My travels have been rather less glamorous, but the embryonic ballgown (all one and a half inches of it!) and I had a little trip to Flint Mountain on Sunday to sing in a concert. It was great fun, and there was an impressive turnout for a Sunday afternoon, even if I did have to sleep for 14 hours afterwards.


Sadly, I was in too much of a rush to obtain conclusive photographic proof that I was in a church without spontaneously combusting, but I did take pictures of yarn and music.


For those that aren’t familiar, the above photos show the ballgown cozying up to the Big Yellow Book, as it’s affectionately known. It’s pretty much a bible for first and second year singers at music college, and is full of a selection of Baroque songs that come with utterly ridiculous, over-the-top accompaniments courtesy of its 19th century editors. It’s completely bonkers, and therefore great fun to sing.

After I’d returned to a more or less functional state, I decided to take advantage of the extra downstairs space by bringing my wheel down so I could spin while watching trashy TV (which is so truly awful that I can’t bring myself to admit what it is).

My project for the week involved some delightful BFL roving from Countess Ablaze¬†in the OOAK colour Tropical. Now, the lustre and long staple length of BFL screams socks to me so I did a bit of research. As the aforementioned Countess has recently pointed out, not all four ply is sock-worthy, and there’s nothing worse than spending loads of time on a pair of socks that promptly stretch out of shape or sprout holes. Particularly when you’ve gone to the trouble of spinning the yarn yourself.


This is (half) of what I started with. I forgot to take photos until half the singles were already spun. I know, bad blogger.

BFL is already a good fit for socks, as it’s pretty tough, but I wanted to make this stuff as close to bombproof as possible, with loads of twist. Enter cable spun yarn. This involved spinning (in my case) four lots of singles, which then became two bobbins of heavily overplied two-ply.


Excuse the poor light, but I’m a massive insomniac, so this is perfect witching hour, bore-yourself-to-sleep spinning. As I’m a chronic underplier, I ran it through the wheel twice on a high ratio to make sure. The two-ply is then plied together (i.e. in the same direction that the singles were originally spun). The result¬†should be a really tough, rounded yarn that gives excellent stitch definition and can really take a beating.

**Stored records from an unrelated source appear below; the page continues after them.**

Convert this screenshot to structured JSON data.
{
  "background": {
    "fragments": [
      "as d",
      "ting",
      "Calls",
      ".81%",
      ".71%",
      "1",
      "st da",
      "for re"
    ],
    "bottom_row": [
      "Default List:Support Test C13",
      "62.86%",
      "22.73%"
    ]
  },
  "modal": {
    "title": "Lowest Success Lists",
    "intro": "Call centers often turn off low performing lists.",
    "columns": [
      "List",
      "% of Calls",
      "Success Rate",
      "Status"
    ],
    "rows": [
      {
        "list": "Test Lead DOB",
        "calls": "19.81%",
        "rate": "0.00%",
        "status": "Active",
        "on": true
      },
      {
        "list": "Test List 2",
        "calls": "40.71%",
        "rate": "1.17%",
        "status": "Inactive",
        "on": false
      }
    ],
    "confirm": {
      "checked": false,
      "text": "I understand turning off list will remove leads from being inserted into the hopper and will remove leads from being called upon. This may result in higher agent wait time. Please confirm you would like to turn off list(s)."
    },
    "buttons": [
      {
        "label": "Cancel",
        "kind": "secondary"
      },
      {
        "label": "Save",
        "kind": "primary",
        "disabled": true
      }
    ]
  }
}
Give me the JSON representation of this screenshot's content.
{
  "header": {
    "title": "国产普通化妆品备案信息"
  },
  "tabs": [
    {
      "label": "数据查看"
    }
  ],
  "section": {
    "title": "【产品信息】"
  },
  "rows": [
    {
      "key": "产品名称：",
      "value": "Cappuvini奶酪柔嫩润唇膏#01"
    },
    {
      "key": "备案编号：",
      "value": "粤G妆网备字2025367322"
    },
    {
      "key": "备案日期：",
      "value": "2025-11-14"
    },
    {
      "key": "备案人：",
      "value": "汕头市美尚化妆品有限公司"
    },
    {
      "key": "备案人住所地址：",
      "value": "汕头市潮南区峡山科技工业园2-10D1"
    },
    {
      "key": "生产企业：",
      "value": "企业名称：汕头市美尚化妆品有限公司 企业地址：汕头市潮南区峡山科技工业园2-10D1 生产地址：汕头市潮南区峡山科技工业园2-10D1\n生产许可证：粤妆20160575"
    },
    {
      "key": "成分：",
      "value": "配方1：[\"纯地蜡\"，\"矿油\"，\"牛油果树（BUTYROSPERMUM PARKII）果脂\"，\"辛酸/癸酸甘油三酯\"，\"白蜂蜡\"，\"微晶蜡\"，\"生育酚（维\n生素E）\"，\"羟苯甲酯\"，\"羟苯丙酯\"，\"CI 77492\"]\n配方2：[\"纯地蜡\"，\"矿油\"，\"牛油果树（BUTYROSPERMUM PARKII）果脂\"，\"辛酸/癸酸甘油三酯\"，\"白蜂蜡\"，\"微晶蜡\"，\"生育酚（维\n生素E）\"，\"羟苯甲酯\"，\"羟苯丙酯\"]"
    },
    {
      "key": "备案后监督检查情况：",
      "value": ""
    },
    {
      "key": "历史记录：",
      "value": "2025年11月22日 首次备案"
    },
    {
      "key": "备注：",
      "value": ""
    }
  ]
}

This is the actual end result, helpfully modelled by a local tree. It’s in a public space, so I was worried that someone would ask what I was doing, and I would have to say “photographing yarn in a tree” as if it were a perfectly normal thing to do. I mean, I think it is, but it’s not really that kind of neighbourhood.

I don’t think it’s bad for a first attempt at a new spinning technique, but the real test will be how the eventual socks hold up. Patterns, anyone?